Klassieke erotica
Eén van de grote klassieken van 's werelds erotische literatuur is de dichtbundel Hermaphroditus, die in 1425 in Bologna verscheen. Schrijver ervan was Antonio Beccadelli (1394-1471), die naar zijn geboorteplaats Palermo op Sicilië ook wel Panormita genoemd wordt. De officiële geschiedschrijving heeft de bundel uiteraard meestal genegeerd, maar één van de beste neolatinisten van onze tijd, de Belgische hoogleraar Josef IJsewijn, noemde het werk in de Moderne Encyclopedie van de Wereldliteratuur in 1980 terecht ‘één... der bekendste humanistische Latijnse dichtbundels’. In 1824 verscheen de eerste wetenschappelijke uitgave van het werk, evenals de gedichten zelf in het Latijn geschreven, van de hand van Friedrich Carl Forberg, bibliothecaris van hertog Ernst I van Coburg. In zijn wonderlijk verlicht Voorwoord stelt Forberg zich ten doel ‘zonder enige preutsheid... open en begrijpelijk de meer ongebruikelijke soorten wellustigheid en geslachtelijke dingen in het algemeen te behandelen, omdat ik gemerkt heb, dat obsceniteiten door de commentatoren en de lexicografen bijna steeds helemaal overgeslagen worden of op zo'n manier verklaard, dat de weetgierigheid van de lezer die de zaak tot de bodem toe wil uitzoeken, onbevredigd blijft.’ Het Duitse rationalisme in zijn beste vorm!

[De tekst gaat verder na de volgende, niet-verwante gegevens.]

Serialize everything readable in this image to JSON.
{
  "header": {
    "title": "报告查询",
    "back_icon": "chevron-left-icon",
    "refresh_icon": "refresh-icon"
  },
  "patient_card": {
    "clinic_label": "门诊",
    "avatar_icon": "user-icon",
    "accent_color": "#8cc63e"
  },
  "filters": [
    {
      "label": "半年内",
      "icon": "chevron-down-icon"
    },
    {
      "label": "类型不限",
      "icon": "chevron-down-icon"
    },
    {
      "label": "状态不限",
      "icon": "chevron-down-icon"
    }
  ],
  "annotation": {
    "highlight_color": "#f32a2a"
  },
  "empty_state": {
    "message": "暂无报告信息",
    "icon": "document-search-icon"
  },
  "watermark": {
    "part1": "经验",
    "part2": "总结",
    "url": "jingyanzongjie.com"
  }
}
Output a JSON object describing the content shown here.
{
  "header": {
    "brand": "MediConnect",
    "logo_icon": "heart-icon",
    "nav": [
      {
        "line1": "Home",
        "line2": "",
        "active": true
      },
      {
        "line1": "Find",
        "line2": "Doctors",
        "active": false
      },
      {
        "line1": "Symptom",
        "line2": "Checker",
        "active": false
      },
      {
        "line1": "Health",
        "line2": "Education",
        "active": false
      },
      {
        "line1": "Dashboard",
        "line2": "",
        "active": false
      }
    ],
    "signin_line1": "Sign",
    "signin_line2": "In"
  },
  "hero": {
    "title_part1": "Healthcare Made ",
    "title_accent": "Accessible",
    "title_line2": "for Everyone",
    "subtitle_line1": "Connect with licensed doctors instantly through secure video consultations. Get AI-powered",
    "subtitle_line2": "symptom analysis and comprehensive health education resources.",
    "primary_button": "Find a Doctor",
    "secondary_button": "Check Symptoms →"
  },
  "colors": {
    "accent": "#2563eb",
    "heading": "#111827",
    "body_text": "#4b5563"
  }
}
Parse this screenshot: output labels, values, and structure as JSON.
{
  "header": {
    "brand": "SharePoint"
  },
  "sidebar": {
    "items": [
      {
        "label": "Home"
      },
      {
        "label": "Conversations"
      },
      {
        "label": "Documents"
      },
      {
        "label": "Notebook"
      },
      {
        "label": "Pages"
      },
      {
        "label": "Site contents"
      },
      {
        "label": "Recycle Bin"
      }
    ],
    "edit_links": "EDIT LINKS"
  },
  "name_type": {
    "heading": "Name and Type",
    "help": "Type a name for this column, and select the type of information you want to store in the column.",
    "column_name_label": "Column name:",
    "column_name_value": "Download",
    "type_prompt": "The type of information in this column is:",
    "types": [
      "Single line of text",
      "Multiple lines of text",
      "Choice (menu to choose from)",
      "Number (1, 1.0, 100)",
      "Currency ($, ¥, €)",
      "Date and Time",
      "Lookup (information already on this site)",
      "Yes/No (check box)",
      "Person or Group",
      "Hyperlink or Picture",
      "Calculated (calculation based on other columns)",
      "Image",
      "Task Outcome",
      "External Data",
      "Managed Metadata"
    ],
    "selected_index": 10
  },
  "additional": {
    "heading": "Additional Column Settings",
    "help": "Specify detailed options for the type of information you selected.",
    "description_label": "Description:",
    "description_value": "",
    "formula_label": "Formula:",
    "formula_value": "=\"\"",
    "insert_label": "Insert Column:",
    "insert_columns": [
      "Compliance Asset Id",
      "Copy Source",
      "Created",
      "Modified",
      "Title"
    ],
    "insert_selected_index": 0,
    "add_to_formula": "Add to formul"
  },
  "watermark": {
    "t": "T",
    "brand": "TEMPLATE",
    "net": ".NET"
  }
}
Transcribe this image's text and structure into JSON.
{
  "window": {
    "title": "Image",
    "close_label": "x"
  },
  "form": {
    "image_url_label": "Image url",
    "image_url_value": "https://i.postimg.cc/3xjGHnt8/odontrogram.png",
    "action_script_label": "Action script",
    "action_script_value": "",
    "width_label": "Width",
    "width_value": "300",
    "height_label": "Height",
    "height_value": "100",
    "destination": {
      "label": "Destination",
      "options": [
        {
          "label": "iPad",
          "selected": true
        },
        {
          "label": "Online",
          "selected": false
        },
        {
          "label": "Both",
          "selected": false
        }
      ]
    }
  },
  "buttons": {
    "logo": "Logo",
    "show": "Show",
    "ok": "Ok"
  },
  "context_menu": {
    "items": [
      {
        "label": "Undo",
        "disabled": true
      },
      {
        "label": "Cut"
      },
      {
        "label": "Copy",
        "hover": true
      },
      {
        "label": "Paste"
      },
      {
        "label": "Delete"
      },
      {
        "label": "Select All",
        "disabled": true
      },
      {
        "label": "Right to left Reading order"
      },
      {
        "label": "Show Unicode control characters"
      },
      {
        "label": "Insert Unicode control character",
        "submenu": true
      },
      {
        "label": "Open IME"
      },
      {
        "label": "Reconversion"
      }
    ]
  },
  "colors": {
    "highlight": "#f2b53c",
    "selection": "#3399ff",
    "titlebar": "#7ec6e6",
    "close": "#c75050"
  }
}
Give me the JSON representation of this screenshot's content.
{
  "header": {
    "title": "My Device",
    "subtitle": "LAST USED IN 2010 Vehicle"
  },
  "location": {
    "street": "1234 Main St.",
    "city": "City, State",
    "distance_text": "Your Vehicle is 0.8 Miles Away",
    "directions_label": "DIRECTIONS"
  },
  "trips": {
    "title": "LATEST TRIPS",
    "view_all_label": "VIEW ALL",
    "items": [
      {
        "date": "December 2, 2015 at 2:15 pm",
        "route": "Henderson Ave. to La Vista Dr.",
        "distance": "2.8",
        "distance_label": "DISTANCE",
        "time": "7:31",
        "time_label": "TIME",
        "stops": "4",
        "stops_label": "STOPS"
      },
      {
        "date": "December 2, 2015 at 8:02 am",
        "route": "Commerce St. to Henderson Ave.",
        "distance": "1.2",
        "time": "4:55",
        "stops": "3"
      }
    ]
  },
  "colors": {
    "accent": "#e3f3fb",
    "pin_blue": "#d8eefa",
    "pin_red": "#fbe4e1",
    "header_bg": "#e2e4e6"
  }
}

Ik geef hier de Duitse vertaling weer van de editie van Forberg, die verscheen in 1908 en die nu mooi (nl. in een cassette) herdrukt is in - mirabile dictu - de DDR, uiteraard met een (slechts licht-)marxistisch nawoord: Antonio Panormita, Hermaphroditus mit Apophoreta von Friedrich Carl Forberg. Kommentiert von Wolfram Körner und Steffen Dietsch; Uitgever: Müller & Kiepenheuer, Hanau (DDR, 451 p., f 102,20.
Tot diep in de jaren zeventig van deze eeuw waren die zg. Apophoreta, de ‘Toespijzen’, die Forberg aan zijn Latijnse tekst had toegevoegd, onmisbaar voor de latinist (en de niet-latinist, vandaar die Duitse vertaling!) die iets wilde weten over het Latijnse erotisch taalgebruik, niet alleen bij de humanisten, maar ook in de oudheid zelf. Bovendien was aan de Duitse vertaling ook nog een ‘sexual-wissenschaftlicher Kommentar’ toegevoegd, van de hand van Dr. Alfred Kind, die de parallellen van Forberg nog eens bespreekt vanuit het standpunt van de seksuoloog uit het begin van deze eeuw. Daardoor heeft dit razend interessante boek een merkwaardig aantal lagen gekregen. Panoramita raakt wel vaak enigszins uit het oog!
Het is zonneklaar dat die, zoals het een renaissancist past, varieerde op teksten van de Latijnse erotische dichters, vooral Catullus, Ovidius, Juvenalis, Martialis en de zogenaamde Carmina Priapea. Zijn gedichten zijn vaak heel amusant, zeker voor wie enige kennis heeft van de zojuist genoemde voorbeelden. De bundel is verdeeld in een stuk dat zogenaamd is geschreven voor mannen, en één dat zich richt tot vrouwen (vandaar de titel), maar dat onderscheid is in de praktijk niet erg consequent doorgevoerd. De meeste gedichten zijn satirisch: merkwaardige seksuele varianten en voorkeuren komen aan de orde, om er geamuseerd over te glimlachen. Eén aardig voorbeeldje van creatieve variatie, dat Forberg, ondanks zijn grote kennis, niet heeft onderkend. Het gedicht 3.26 van Martialis somt op hoe de egoïst Candidus allerlei zaken lekker alleen voor zichzelf heeft: Al wat ik hier vermeld heb je alleen,/ maar niet je vrouw, want die heeft iedereen! Bij Beccadelli (1.14) wordt een zekere Lentulus vrijwel net zo toegesproken: Op één ding na heb je alles alleen./ Ik doel op je kont, die heb je niet alleen,/ nicht van een Lentulus, want die heeft iedereen!